Ray re-holstered his gun. “Please don’t use the fork. I believe that would take the longest and hurt the most. Don’t get me wrong . . . I’m not afraid of dying. It’s just the agony leading up to it that I’d like to avoid.”
Anya stared into his soul. “I beli
eve coming of death will be greatest peace any of us will have.”
Ray ignored the philosophy lesson. “Okay, your point is taken. You could kill me, but you won’t. At least not tonight. You’re slipping.”
“What does this mean, slipping?”
Ray subconsciously slid his silverware, still wrapped in the paper napkin, away from Anya’s hand. They were likely the deadliest hands he’d ever seen only inches from his own, yet they were still beautiful—like the hands he might see in the full-color jewelry ads folded inside Sunday’s Washington Times. “It means you let me predict when you’d run and what direction. You let me choose this diner and what you would eat. Worst of all, you let Leo get the jump on you in Miami. If Gwynn hadn’t been there, this operation would’ve been over, and you’d be rotting in a pine box somewhere. These aren’t the kinds of things SVR Captain Anastasia Burinkova would allow to happen.”
The accusation stung almost as badly as the reminder of her days as one of the Rodina’s most feared assassins. “I am not this person anymore. I am American now.”
“You’re American by choice and by the mercy of the American government, but”—he pointed toward her chest—“Captain Burinkova still lives in there. The skills, the mindset, the fearsome beast . . . They’re still in there.”
The waitress reappeared and slid two pieces of pie, a plastic cup of water, and a mug of coffee onto the table. “Will there be anything else?”

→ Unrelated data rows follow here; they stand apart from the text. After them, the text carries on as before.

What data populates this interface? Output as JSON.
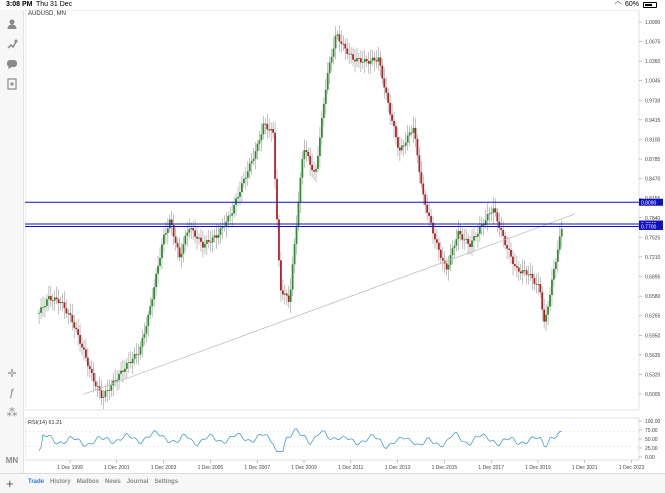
{
  "status": {
    "time": "3:08 PM",
    "date": "Thu 31 Dec",
    "battery": "60%"
  },
  "chart": {
    "symbol": "AUDUSD, MN",
    "price_levels": [
      "1.0990",
      "1.0675",
      "1.0360",
      "1.0045",
      "0.9730",
      "0.9415",
      "0.9100",
      "0.8785",
      "0.8470",
      "0.8155",
      "0.7840",
      "0.7525",
      "0.7210",
      "0.6895",
      "0.6580",
      "0.6265",
      "0.5950",
      "0.5635",
      "0.5320",
      "0.5005"
    ],
    "level_tags": [
      "0.8090",
      "0.7740",
      "0.7700"
    ],
    "rsi_label": "RSI(14) 61.21",
    "rsi_levels": [
      "100.00",
      "75.00",
      "50.00",
      "25.00",
      "0.00"
    ],
    "date_labels": [
      "1 Dec 1999",
      "1 Dec 2001",
      "1 Dec 2003",
      "1 Dec 2005",
      "1 Dec 2007",
      "1 Dec 2009",
      "1 Dec 2011",
      "1 Dec 2013",
      "1 Dec 2015",
      "1 Dec 2017",
      "1 Dec 2019",
      "1 Dec 2021",
      "1 Dec 2023"
    ],
    "colors": {
      "bull": "#2a8f2a",
      "bear": "#b22222",
      "hline": "#1010c0",
      "trend": "#bdbdbd",
      "rsi": "#2f8fdc"
    }
  },
  "sidebar": {
    "tools": [
      {
        "name": "crosshair-tool-icon",
        "glyph": "✛"
      },
      {
        "name": "indicator-tool-icon",
        "glyph": "ƒ"
      },
      {
        "name": "objects-tool-icon",
        "glyph": "⁂"
      },
      {
        "name": "timeframe-button",
        "glyph": "MN"
      }
    ]
  },
  "tabs": [
    "Trade",
    "History",
    "Mailbox",
    "News",
    "Journal",
    "Settings"
  ],
  "active_tab": "Trade"
}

Ray White didn’t take his eyes off Anya. “No, that’s all. Thank you.”
Anya looked up and smiled. “I think I would also like coffee, please.” As she spoke, she slipped the toe of her right foot behind the waitress’s left heel.
The woman sighed. “Sure, one more coffee coming up. Cream or sugar?”
“No, thank you. Just coffee.”
As the woman turned to leave, she stumbled across Anya’s borrowed shoe and caught herself against one of the swiveling stools mounted in front of the raised counter behind her.